DEGRYSE: “Het belangrijkste probleem voor de banken is dat hun verdienmodel onder druk staat. De Europese Centrale Bank houdt een lage rentevoet aan om de economie te stimuleren, waardoor de banken weinig rente kunnen vragen op hun kredietverlening. Tegelijk zijn ze wettelijk verplicht een minimumrente op de spaardeposito’s uit te betalen. Banken hebben wat dat betreft maar weinig bewegingsvrijheid. De rentemarge, de kloof tussen de opbrengst van hun leningen en de kosten op de deposito’s, wordt dus steeds kleiner.
“Voeg aan dat probleem de belastingen toe waaraan banken in ons land onderworpen worden, zoals de depositotaks, en het is duidelijk dat de klassieke intermediatiefunctie momenteel weinig winstgevend is. Daarom leggen ze zich meer en meer toe op niet-intermediaire activiteiten, zoals het verstrekken van beleggingsadvies. Voor banken die dat minder doen en zich voornamelijk op traditionele spaarders blijven richten, zoals Argenta, zijn het niet bepaald gouden tijden.
“De combinatie van de economische context en de Belgische wetgeving heeft dus uiteraard gevolgen voor het gedrag van de banken. Om toch voldoende inkomsten te genereren, zijn ze ook opnieuw minder kieskeurig in hun kredietverlening en komen ook minder kredietwaardige particulieren en bedrijven in aanmerking voor een lening. Banken worden zo dus bijna verplicht opnieuw meer risico’s te gaan nemen.”
Wordt de toegevoegde waarde van banken voor onze economie te weinig benadrukt? Hoe belangrijk is het dat banken risico’s durven te nemen?

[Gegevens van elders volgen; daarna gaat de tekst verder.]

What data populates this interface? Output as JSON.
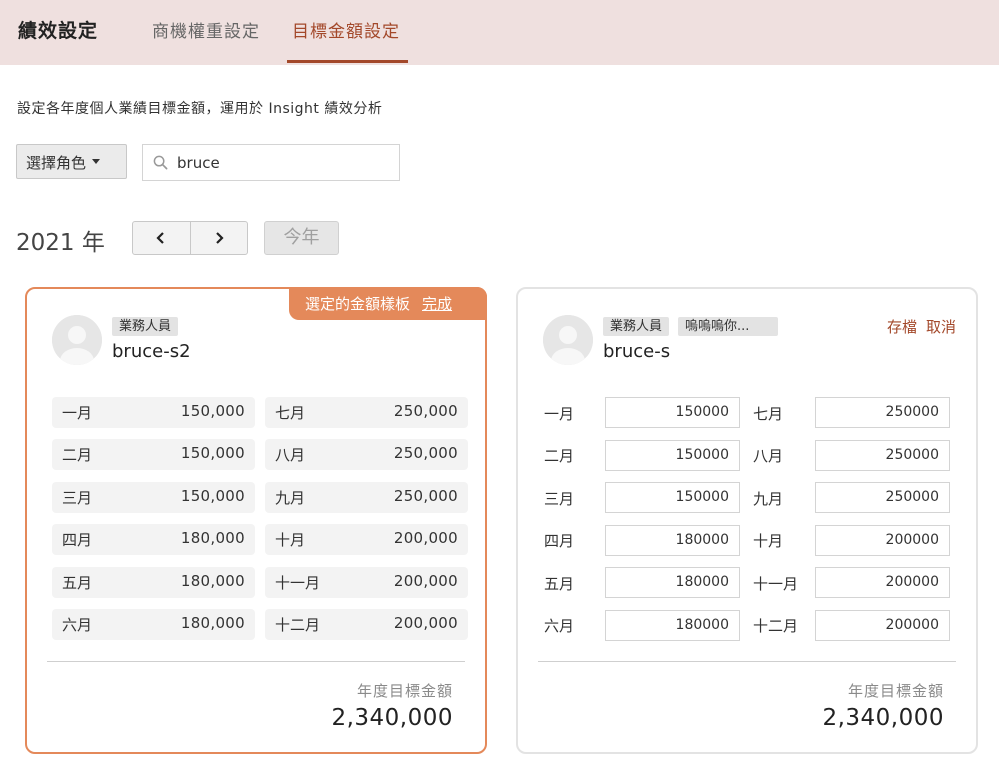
{
  "header": {
    "title": "績效設定",
    "tabs": [
      {
        "label": "商機權重設定",
        "active": false
      },
      {
        "label": "目標金額設定",
        "active": true
      }
    ]
  },
  "description": "設定各年度個人業績目標金額，運用於 Insight 績效分析",
  "filters": {
    "role_select_label": "選擇角色",
    "search_value": "bruce"
  },
  "year_nav": {
    "year_label": "2021 年",
    "this_year_label": "今年"
  },
  "cards": [
    {
      "badges": [
        "業務人員"
      ],
      "name": "bruce-s2",
      "template_label": "選定的金額樣板",
      "template_done": "完成",
      "months": [
        {
          "name": "一月",
          "value": "150,000"
        },
        {
          "name": "二月",
          "value": "150,000"
        },
        {
          "name": "三月",
          "value": "150,000"
        },
        {
          "name": "四月",
          "value": "180,000"
        },
        {
          "name": "五月",
          "value": "180,000"
        },
        {
          "name": "六月",
          "value": "180,000"
        },
        {
          "name": "七月",
          "value": "250,000"
        },
        {
          "name": "八月",
          "value": "250,000"
        },
        {
          "name": "九月",
          "value": "250,000"
        },
        {
          "name": "十月",
          "value": "200,000"
        },
        {
          "name": "十一月",
          "value": "200,000"
        },
        {
          "name": "十二月",
          "value": "200,000"
        }
      ],
      "total_label": "年度目標金額",
      "total_value": "2,340,000"
    },
    {
      "badges": [
        "業務人員",
        "嗚嗚嗚你..."
      ],
      "name": "bruce-s",
      "save_label": "存檔",
      "cancel_label": "取消",
      "months": [
        {
          "name": "一月",
          "value": "150000"
        },
        {
          "name": "二月",
          "value": "150000"
        },
        {
          "name": "三月",
          "value": "150000"
        },
        {
          "name": "四月",
          "value": "180000"
        },
        {
          "name": "五月",
          "value": "180000"
        },
        {
          "name": "六月",
          "value": "180000"
        },
        {
          "name": "七月",
          "value": "250000"
        },
        {
          "name": "八月",
          "value": "250000"
        },
        {
          "name": "九月",
          "value": "250000"
        },
        {
          "name": "十月",
          "value": "200000"
        },
        {
          "name": "十一月",
          "value": "200000"
        },
        {
          "name": "十二月",
          "value": "200000"
        }
      ],
      "total_label": "年度目標金額",
      "total_value": "2,340,000"
    }
  ],
  "colors": {
    "accent": "#a3482a",
    "card_highlight": "#e4895a",
    "header_bg": "#efe0df"
  },
  "icons": {
    "search": "search-icon",
    "prev": "chevron-left-icon",
    "next": "chevron-right-icon",
    "avatar": "user-avatar-icon"
  }
}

DEGRYSE: “Wanneer de financiële sector ter sprake komt, wordt de positieve kant van het verhaal misschien te gemakkelijk uit het oog verloren. Met name de intermediatie tussen spaarders en mensen die leningen nodig hebben, biedt onze maatschappij mogelijkheden. Daarbij hoort inderdaad een zekere mate van onzekerheid en risico. Als banken echt volledig op veilig spelen, worden in principe ook geen kansen meer gegeven aan startende ondernemers, om maar een voorbeeld te geven.
“De vraag is natuurlijk of de risico’s genomen worden met het oog op het algemene economische belang of enkel uit winstbejag. Tegelijkertijd is het ook zo dat banken die niet beloond worden voor de rol die ze spelen, weinig incentives hebben om te blijven bestaan.”